Very simply, the audit looks for the following declarations from the developer's site. With these declarations, it is reasonable to trust the smart contracts.
This report is for informational purposes only and does not constitute investment advice of any kind, nor does it constitute an offer to provide investment advisory or other services. Nothing in this report shall be considered a solicitation or offer to buy or sell any security, token, future, option or other financial instrument or to offer or provide any investment advice or service to any person in any jurisdiction. Nothing contained in this report constitutes investment advice or offers any opinion with respect to the suitability of any security, and the views expressed in this report should not be taken as advice to buy, sell or hold any security. The information in this report should not be relied upon for the purpose of investing. In preparing the information contained in this report, we have not taken into account the investment needs, objectives and financial circumstances of any particular investor. This information has no regard to the specific investment objectives, financial situation and particular needs of any specific recipient of this information and investments discussed may not be suitable for all investors.
Any views expressed in this report by us were prepared based upon the information available to us at the time such views were written. The views expressed within this report are limited to DeFiSafety and the author and do not reflect those of any additional or third party and are strictly based upon DeFiSafety, its authors, interpretations and evaluation of relevant data. Changed or additional information could cause such views to change. All information is subject to possible correction. Information may quickly become unreliable for various reasons, including changes in market conditions or economic circumstances.
This completed report is copyright (c) DeFiSafety 2023. Permission is given to copy in whole, retaining this copyright label.
This section looks at the code deployed on the relevant chain that gets reviewed and its corresponding software repository. The document explaining these questions is here.
1. Are the smart contract addresses easy to find? (%)
2. How active is the primary contract? (%)
Contract MasterChef.sol is used at least 1164 times per day during the last month, as indicated in the Appendix.
3. Does the protocol have a public software repository? (Y/N)
https://github.com/pancakeswap/pancake-smart-contracts
4. Is there a development history visible? (%)

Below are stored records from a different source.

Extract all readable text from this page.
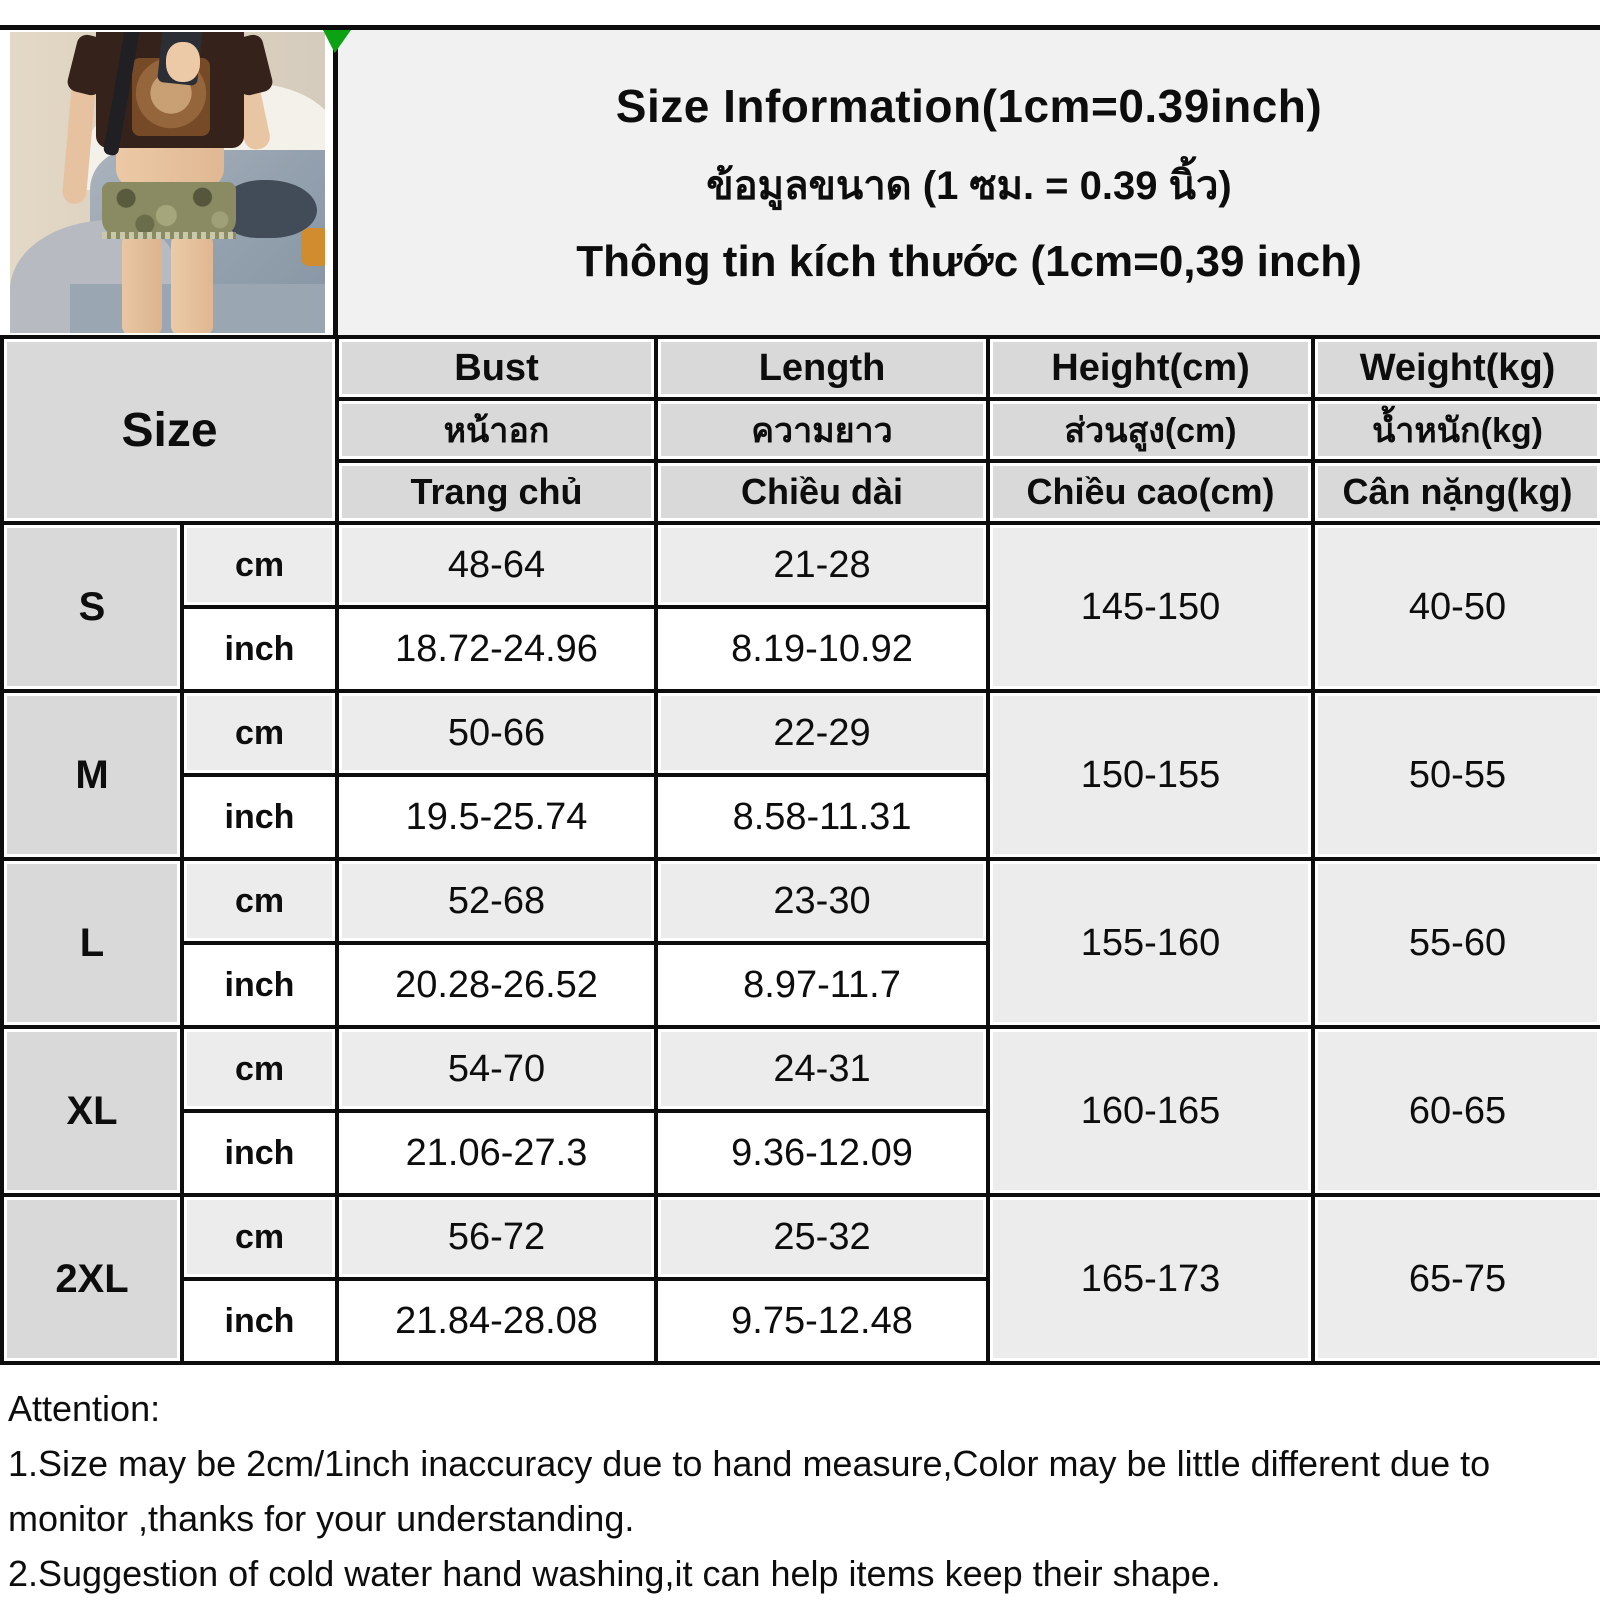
Size Information(1cm=0.39inch)
ข้อมูลขนาด (1 ซม. = 0.39 นิ้ว)
Thông tin kích thước (1cm=0,39 inch)
Size		Bust	Length	Height(cm)	Weight(kg)
		หน้าอก	ความยาว	ส่วนสูง(cm)	น้ำหนัก(kg)
		Trang chủ	Chiều dài	Chiều cao(cm)	Cân nặng(kg)
S	cm	48-64	21-28	145-150	40-50
	inch	18.72-24.96	8.19-10.92		
M	cm	50-66	22-29	150-155	50-55
	inch	19.5-25.74	8.58-11.31		
L	cm	52-68	23-30	155-160	55-60
	inch	20.28-26.52	8.97-11.7		
XL	cm	54-70	24-31	160-165	60-65
	inch	21.06-27.3	9.36-12.09		
2XL	cm	56-72	25-32	165-173	65-75
	inch	21.84-28.08	9.75-12.48		
Attention:
1.Size may be 2cm/1inch inaccuracy due to hand measure,Color may be little different due to monitor ,thanks for your understanding.
2.Suggestion of cold water hand washing,it can help items keep their shape.
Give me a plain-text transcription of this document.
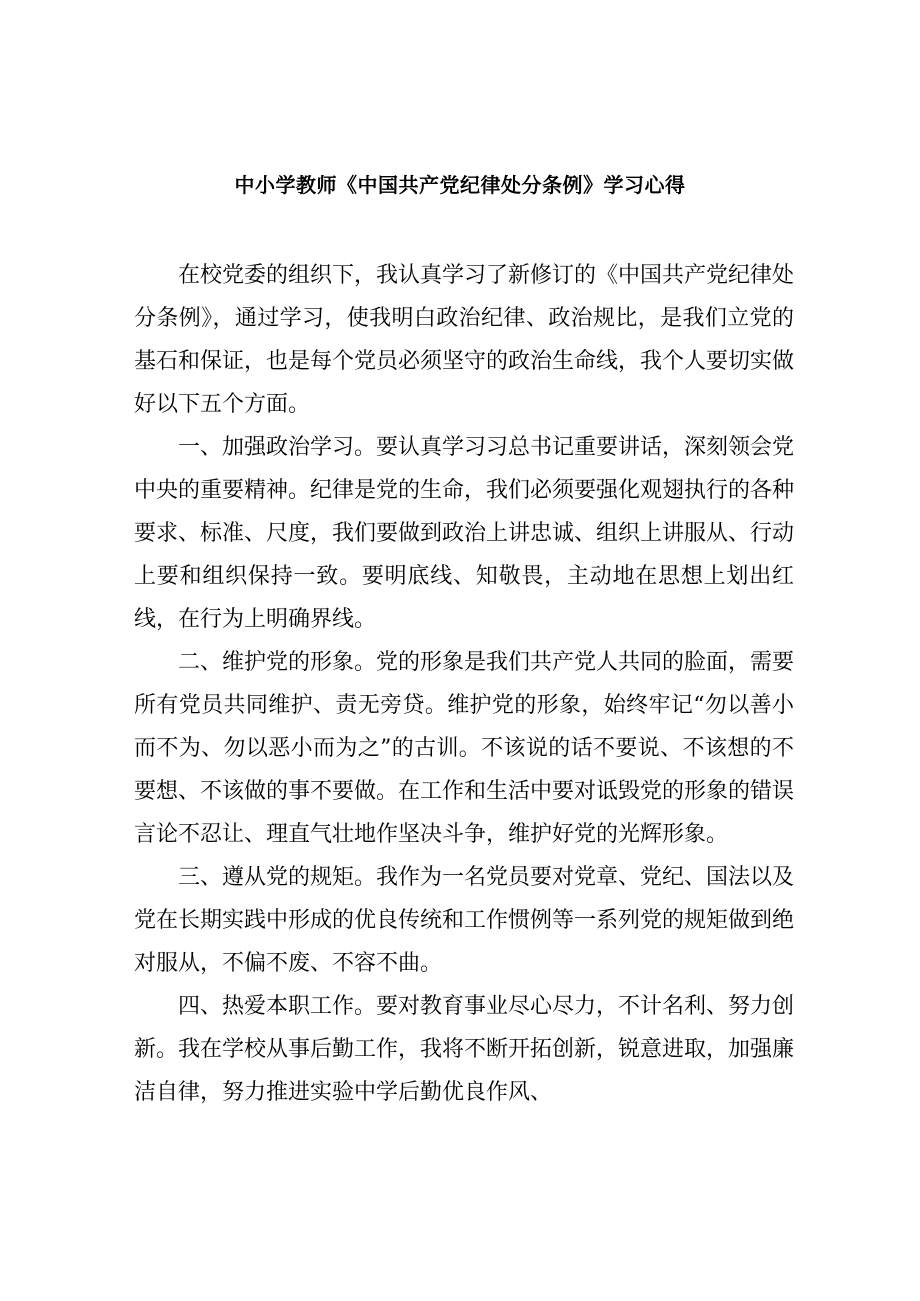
中小学教师《中国共产党纪律处分条例》学习心得

在校党委的组织下，我认真学习了新修订的《中国共产党纪律处分条例》，通过学习，使我明白政治纪律、政治规比，是我们立党的基石和保证，也是每个党员必须坚守的政治生命线，我个人要切实做好以下五个方面。

一、加强政治学习。要认真学习习总书记重要讲话，深刻领会党中央的重要精神。纪律是党的生命，我们必须要强化观翅执行的各种要求、标准、尺度，我们要做到政治上讲忠诚、组织上讲服从、行动上要和组织保持一致。要明底线、知敬畏，主动地在思想上划出红线，在行为上明确界线。

二、维护党的形象。党的形象是我们共产党人共同的脸面，需要所有党员共同维护、责无旁贷。维护党的形象，始终牢记“勿以善小而不为、勿以恶小而为之”的古训。不该说的话不要说、不该想的不要想、不该做的事不要做。在工作和生活中要对诋毁党的形象的错误言论不忍让、理直气壮地作坚决斗争，维护好党的光辉形象。

三、遵从党的规矩。我作为一名党员要对党章、党纪、国法以及党在长期实践中形成的优良传统和工作惯例等一系列党的规矩做到绝对服从，不偏不废、不容不曲。

四、热爱本职工作。要对教育事业尽心尽力，不计名利、努力创新。我在学校从事后勤工作，我将不断开拓创新，锐意进取，加强廉洁自律，努力推进实验中学后勤优良作风、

PancakeSwap's contracts repository only has 1 commit, although the commit has 428 changed files with 116,992 additions.
5. Is the team public (not anonymous)?
The PancakeSwap team operates pseudonymously as outlined here.
This section looks at the software documentation. The document explaining these questions is here.
6. Is there a whitepaper? (Y/N)
Location: https://docs.pancakeswap.finance/code/smart-contracts/pancakeswap-exchange/factory-v2
7. Is the protocol's software architecture documented? (Y/N)
This protocol's software architecture is not documented.
8. Does the software documentation fully cover the deployed contracts' source code? (%)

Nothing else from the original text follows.